The Visayas and Mindanao Regions loves Sinuglaw so much. It is one of the staple menu in most of the restaurants in the southern regions. While it is a favorite appetizer of beer drinkers, it gets better when there’s lots of green chilis. Majority of the locals would normally pair it with plenty of rice for lunch or dinner with matching seagrapes or seaweed salad. You just have to try this recipe because it is so delicious.
SINUGLAW RECIPE
SANGKAP:
- 1 kilo pork belly (liempo), cut into 3/4-inch-thick pieces
- 2 tablespoons fish sauce (patis)
- 2 cloves garlic, minced
- juice from 6 pieces calamansi
- dash of pepper
- 1/2 kilo fresh, good-quality tanigue or sashimi-grade tuna, cut into 3/4-inch pieces
PARA SA VINAIGRETTE:
- 1 cup cucumber, peeled, seeded, and sliced into half-rounds or diced into 1/2-inch pieces
- 1 large red onion, sliced thinly
- 1 thumb-sized piece ginger, finely chopped
- 1 cup native coconut vinegar
- 2 tablespoons sugar (adjust seasoning based on acidity of the vinegar)
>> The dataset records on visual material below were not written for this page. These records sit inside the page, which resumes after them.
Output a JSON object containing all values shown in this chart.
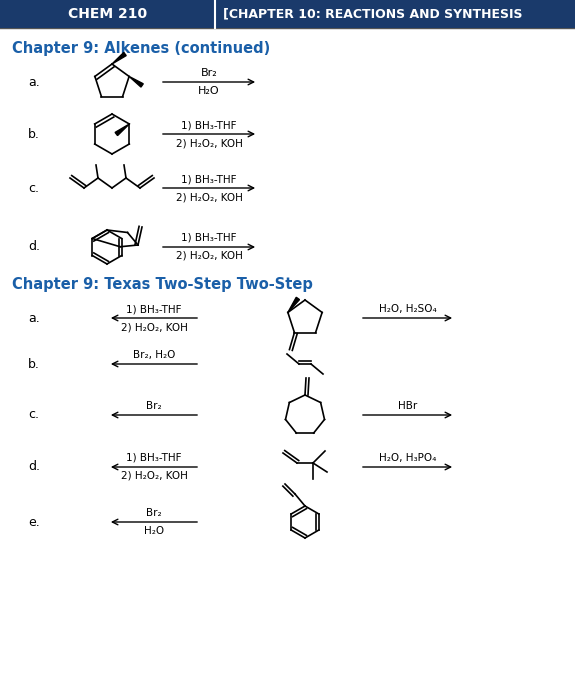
{
  "header_bg": "#1a3a6b",
  "header_text_left": "CHEM 210",
  "header_text_right": "[CHAPTER 10: REACTIONS AND SYNTHESIS",
  "section1_title": "Chapter 9: Alkenes (continued)",
  "section2_title": "Chapter 9: Texas Two-Step Two-Step",
  "section_title_color": "#1a5fa8",
  "bg_color": "#ffffff",
  "text_color": "#000000",
  "fig_width": 5.75,
  "fig_height": 7.0,
  "dpi": 100
}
- juice from 4 pieces calamansi
- 1/2 teaspoon salt
- dash of black pepper
- 2 bird’s eye chilies, chopped (optional)
PARAAN NG PAGLULUTO:
- I-marinate ang pork sa patis, bawang, calamansi juice at paminta ng mga 10 minutes.
- I-ihaw ang pork sa uling hanggang maluto mga 5-8 minutes per side. Tadtarin na po ninyo mga 1 inch kada piraso. Itabi.
- Gawin ang vinaigrette haluin ang lahat ng sangkap nito sa isang malaki laking mangkok o bowl.
- Isalansan ang mga chunks ng isda sa isang platter o serving plate at ibabawan ng inihaw na baboy. Ibuhos ang vinaigrette sa ibabaw nito haluin at i-serve. Enjoy!